As explained above, according to the seismic isolation support device for structures of the present invention, under normal conditions The structure is restrained to the support by a tool, and the impact force exceeding the specified value is applied to the support or the structure. When the earthquake occurs, the restraints by the restraints are released and the structure is supported by the seismic isolation device. This allows stable work to be carried out on fixed structures during normal times. It also prevents structures and supports from being damaged when impact forces occur due to earthquakes, etc. It can produce excellent effects.
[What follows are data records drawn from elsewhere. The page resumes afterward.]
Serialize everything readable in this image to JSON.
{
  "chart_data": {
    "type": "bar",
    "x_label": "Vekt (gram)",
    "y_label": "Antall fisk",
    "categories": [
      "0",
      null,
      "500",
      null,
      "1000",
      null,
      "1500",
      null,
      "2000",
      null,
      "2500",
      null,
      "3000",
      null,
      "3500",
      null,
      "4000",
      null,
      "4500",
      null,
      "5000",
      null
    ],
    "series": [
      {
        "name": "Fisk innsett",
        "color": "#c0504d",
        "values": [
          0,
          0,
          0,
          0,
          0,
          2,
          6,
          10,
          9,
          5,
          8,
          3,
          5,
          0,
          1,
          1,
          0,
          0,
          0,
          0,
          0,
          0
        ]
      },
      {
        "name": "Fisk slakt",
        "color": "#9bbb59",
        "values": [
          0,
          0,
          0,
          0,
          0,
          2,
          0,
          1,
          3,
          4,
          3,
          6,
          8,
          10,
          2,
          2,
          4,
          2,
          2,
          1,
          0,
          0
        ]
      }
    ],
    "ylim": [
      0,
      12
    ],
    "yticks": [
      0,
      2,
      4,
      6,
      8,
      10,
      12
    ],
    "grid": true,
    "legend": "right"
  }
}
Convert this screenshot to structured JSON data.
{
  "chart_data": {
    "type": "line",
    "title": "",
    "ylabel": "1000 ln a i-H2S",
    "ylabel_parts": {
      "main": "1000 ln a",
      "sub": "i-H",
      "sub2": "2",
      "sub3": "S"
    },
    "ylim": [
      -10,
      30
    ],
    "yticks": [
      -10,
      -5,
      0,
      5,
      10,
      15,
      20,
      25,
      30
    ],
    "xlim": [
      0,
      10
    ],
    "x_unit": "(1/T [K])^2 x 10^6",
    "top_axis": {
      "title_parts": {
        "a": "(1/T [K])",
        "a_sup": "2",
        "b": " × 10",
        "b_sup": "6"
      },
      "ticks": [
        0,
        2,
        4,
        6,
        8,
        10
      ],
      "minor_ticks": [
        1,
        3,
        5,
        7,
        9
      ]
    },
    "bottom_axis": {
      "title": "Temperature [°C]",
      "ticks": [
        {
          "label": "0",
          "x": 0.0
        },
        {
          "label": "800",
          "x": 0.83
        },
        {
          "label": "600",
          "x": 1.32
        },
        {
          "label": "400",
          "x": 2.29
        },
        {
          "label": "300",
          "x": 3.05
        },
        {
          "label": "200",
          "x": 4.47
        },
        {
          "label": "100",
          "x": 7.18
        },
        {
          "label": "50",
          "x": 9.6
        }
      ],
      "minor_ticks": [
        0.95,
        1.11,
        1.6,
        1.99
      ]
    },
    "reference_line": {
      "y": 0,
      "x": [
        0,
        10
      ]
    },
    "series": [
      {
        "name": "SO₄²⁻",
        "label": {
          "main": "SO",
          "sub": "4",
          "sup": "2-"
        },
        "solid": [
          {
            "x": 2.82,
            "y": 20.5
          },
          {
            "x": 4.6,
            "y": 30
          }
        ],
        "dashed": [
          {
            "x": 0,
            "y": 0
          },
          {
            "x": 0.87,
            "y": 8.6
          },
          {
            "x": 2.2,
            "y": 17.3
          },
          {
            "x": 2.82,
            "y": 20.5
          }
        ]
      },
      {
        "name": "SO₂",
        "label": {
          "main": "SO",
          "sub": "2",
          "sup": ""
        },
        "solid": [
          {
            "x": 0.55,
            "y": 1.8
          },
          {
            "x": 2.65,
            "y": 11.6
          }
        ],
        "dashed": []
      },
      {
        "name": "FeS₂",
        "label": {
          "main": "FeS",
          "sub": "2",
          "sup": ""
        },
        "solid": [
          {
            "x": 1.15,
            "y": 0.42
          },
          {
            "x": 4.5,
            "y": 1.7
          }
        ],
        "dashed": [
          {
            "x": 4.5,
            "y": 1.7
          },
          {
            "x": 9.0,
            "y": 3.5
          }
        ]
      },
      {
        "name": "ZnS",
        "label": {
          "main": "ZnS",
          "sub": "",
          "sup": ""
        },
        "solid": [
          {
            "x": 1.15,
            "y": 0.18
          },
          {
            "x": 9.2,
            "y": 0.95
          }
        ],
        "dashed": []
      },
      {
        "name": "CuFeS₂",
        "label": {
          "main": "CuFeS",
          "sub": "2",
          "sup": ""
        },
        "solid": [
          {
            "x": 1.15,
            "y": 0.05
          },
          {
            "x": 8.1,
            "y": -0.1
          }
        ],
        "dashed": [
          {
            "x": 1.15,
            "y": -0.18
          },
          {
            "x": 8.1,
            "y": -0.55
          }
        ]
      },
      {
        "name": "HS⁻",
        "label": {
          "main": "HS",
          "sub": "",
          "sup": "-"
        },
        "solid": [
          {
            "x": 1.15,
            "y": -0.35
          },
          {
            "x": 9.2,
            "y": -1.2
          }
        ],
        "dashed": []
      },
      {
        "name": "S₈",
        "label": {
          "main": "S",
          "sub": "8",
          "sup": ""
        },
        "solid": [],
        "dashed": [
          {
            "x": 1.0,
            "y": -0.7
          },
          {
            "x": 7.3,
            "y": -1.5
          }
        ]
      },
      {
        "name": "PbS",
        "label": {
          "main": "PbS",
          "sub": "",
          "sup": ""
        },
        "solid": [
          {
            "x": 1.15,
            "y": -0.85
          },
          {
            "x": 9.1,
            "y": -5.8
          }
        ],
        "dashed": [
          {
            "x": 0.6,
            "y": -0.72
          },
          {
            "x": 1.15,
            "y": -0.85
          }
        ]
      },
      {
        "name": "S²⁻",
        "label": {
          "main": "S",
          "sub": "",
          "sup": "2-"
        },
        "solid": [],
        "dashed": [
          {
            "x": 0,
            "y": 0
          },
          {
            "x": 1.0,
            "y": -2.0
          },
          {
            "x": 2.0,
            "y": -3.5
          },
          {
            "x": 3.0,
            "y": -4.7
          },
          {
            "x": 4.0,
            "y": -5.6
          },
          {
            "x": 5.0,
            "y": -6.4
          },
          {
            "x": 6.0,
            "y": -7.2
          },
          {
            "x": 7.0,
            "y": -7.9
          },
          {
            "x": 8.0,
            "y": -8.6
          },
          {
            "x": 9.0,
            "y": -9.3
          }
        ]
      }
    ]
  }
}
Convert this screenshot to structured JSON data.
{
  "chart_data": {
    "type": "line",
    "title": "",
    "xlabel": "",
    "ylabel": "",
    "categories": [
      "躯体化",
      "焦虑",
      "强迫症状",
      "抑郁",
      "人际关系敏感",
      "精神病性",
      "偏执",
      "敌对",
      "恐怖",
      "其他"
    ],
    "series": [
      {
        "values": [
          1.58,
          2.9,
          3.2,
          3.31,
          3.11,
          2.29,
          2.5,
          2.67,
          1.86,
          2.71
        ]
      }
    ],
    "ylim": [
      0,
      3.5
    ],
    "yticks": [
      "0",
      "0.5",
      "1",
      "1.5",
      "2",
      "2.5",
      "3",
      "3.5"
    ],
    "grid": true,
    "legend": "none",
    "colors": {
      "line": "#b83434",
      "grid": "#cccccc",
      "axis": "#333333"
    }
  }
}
[Brief explanation of drawings]

FIG. 1 is a longitudinal sectional view of an embodiment of the present invention.

FIG. 2 is a longitudinal cross-sectional view showing the restraint shown in FIG. 1 in a broken state.

FIG. 3 is a front view showing a detailed example of the restraint.

FIG. 4 is a longitudinal sectional view showing another embodiment of the present invention.

FIG. 5 is a front view showing a state in which the structure is supported by a support body.

[Explanation of symbols]

1 Structure 2 Support 5 Seismic isolation device 13,14 Restraints

Claims (1)

[Scope of utility model registration request] Claim 1: A structure is supported on a support via a seismic isolation device made of an elastic body, and the seismic isolation device is restrained in a compressed state between the structure and the support, and a A seismic isolation support device for a structure, comprising a restraint device that releases the restraint by an impact force.